Example, pnfRegistration event payload sent by the OAI O1 Adapter:

"event": {
        "commonEventHeader": {
            "domain": "pnfRegistration",
            "eventId": "ManagedElement=gNB-Eurecom-5GNRBox-00001_pnfRegistration",
            "eventName": "pnfRegistration_OAI_pnfRegistration",
            "eventType": "OAI_pnfRegistration",
            "sequence": 0,
            "priority": "Low",
            "reportingEntityId": "",
            "reportingEntityName": "ManagedElement=gNB-Eurecom-5GNRBox-00001",
            "sourceId": "3584",
            "sourceName": "gNB-Eurecom-5GNRBox-00001",
            "startEpochMicrosec": 1766518876484213,
            "lastEpochMicrosec": 1766518876484213,
            "nfNamingCode": "001",
            "nfVendorName": "OpenAirInterface Software Alliance",
            "timeZoneOffset": "+00:00",
            "version": "4.1",
            "vesEventListenerVersion": "7.2.1"
        },
        "pnfRegistrationFields": {
            "pnfRegistrationFieldsVersion": "2.1",
            "lastServiceDate": "2021-03-26",
            "macAddress": "00:00:00:00:00:00",
            "manufactureDate": "2021-01-16",
            "modelNumber": "nr-softmodem",
            "oamV4IpAddress": "10.156.217.243",
            "serialNumber": "OpenAirInterface Software Alliance-gNB-10.156.217.243-nr-softmodem",
            "softwareVersion": "2.3.5",
            "unitFamily": "OpenAirInterface Software Alliance-gNB",
            "unitType": "gNB",
            "vendorName": "OpenAirInterface Software Alliance",
            "additionalFields": {
                "oamPort": "1830",
                "protocol": "SSH",
                "username": "netconf",
                "password": "netconf!",
                "reconnectOnChangedSchema": "false",
                "sleep-factor": "1.5",
                "tcpOnly": "false",
                "connectionTimeout": "20000",
                "maxConnectionAttempts": "100",
                "betweenAttemptsTimeout": "2000",
                "keepaliveDelay": "120"
            }
        }

Closed-Loop Automation

  1. The OAI softmodem’s scheduler detects that Physical Resource Block (PRB) utilization has exceeded 90%, identifying a state of congestion.

  2. The OAI Adapter polls the o1 stats via telnet, observes the high load, and triggers a threshold crossing logic.

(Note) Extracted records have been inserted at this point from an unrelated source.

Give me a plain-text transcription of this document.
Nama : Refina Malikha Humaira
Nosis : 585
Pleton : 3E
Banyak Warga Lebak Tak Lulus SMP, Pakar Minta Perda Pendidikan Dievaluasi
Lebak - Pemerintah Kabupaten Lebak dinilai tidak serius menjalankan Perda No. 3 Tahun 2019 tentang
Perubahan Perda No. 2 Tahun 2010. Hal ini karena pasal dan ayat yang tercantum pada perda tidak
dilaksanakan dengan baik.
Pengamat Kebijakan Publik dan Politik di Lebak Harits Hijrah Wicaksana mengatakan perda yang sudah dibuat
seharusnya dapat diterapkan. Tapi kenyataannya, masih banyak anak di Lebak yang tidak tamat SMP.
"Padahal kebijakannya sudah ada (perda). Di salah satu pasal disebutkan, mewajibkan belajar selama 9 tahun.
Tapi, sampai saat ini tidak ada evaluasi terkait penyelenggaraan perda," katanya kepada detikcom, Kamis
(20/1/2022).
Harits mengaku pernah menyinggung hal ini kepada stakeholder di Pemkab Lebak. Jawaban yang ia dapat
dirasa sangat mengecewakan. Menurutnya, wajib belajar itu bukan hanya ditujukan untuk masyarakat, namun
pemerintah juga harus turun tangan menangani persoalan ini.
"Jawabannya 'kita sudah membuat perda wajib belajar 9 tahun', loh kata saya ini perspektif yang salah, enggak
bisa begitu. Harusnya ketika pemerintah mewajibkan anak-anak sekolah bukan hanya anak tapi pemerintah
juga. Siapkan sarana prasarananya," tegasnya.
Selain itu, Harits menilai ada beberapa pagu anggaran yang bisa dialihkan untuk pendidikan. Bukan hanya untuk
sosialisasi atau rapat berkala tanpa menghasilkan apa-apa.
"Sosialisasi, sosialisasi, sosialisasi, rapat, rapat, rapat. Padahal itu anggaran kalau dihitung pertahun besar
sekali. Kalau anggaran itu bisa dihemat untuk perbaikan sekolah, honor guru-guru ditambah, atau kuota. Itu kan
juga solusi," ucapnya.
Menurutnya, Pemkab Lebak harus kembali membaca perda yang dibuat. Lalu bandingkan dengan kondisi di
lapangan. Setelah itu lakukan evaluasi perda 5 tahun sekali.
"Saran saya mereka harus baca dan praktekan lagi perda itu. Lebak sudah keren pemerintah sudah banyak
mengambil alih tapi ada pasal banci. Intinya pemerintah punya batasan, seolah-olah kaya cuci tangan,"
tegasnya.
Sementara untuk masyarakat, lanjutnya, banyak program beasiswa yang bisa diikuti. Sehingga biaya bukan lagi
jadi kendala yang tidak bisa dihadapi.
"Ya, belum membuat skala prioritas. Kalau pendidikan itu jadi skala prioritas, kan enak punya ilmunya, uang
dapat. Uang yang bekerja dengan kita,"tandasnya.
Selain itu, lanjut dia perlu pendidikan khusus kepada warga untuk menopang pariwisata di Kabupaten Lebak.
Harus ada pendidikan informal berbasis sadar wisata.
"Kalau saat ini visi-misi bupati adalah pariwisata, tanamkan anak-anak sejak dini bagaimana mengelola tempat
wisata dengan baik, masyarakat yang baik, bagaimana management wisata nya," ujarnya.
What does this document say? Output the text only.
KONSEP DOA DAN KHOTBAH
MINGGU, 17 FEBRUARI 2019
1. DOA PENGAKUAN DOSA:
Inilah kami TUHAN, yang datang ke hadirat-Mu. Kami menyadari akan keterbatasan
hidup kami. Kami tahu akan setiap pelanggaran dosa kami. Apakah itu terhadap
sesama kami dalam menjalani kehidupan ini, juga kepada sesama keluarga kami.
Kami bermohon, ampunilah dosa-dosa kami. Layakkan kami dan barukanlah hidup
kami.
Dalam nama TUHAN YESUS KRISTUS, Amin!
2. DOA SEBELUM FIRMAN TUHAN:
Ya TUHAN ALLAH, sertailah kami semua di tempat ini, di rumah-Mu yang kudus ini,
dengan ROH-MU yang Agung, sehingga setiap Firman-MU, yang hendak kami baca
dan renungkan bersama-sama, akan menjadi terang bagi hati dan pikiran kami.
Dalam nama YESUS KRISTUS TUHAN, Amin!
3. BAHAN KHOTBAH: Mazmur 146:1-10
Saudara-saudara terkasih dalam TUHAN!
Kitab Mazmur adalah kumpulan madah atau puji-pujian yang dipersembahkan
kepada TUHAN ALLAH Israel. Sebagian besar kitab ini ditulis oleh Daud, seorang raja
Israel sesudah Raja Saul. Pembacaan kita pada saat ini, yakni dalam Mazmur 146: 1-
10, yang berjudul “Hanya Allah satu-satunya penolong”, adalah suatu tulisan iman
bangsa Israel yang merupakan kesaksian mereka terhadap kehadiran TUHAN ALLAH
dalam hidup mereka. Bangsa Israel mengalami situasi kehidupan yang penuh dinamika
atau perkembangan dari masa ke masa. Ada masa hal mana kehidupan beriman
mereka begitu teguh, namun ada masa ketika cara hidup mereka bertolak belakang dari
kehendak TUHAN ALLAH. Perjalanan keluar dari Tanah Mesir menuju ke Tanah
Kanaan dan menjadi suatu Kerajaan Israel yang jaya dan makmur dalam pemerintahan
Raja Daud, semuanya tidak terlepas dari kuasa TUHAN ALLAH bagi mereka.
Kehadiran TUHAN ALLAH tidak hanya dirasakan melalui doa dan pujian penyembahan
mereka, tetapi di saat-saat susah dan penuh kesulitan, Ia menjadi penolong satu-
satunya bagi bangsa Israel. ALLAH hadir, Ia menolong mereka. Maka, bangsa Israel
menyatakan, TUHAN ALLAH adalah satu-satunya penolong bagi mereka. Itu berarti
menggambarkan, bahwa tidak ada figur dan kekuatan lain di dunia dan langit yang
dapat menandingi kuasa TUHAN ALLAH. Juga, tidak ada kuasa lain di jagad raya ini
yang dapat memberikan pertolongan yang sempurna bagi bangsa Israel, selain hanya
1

  3. The adapter generates and sends a VES fault event with specificProblem set to “Congestion” and severity set to “MAJOR”.

  4. The SMO (or a Non-RT RIC rApp) consumes this fault event from Kafka, where the policy engine triggers the rule to increase bandwidth.

  5. The SMO sends a RESTCONF request to the SDNC to update the bandwidth parameter.

  6. The SDNC translates this request into a NETCONF edit-config RPC and transmits it to the OAI Adapter.

  7. The OAI Adapter receives the RPC via Netopeer2, where the Sysrepo callback invokes the internal handler.

  8. The handler executes the command o1 config bw 40 (MHz) via telnet to the softmodem.

  9. The softmodem re-initializes the radio front-end to enforce the new bandwidth configuration.

  10. Once the load decreases, the adapter sends a subsequent VES event with severity set to “NORMAL” to clear the alarm on the SMO dashboard.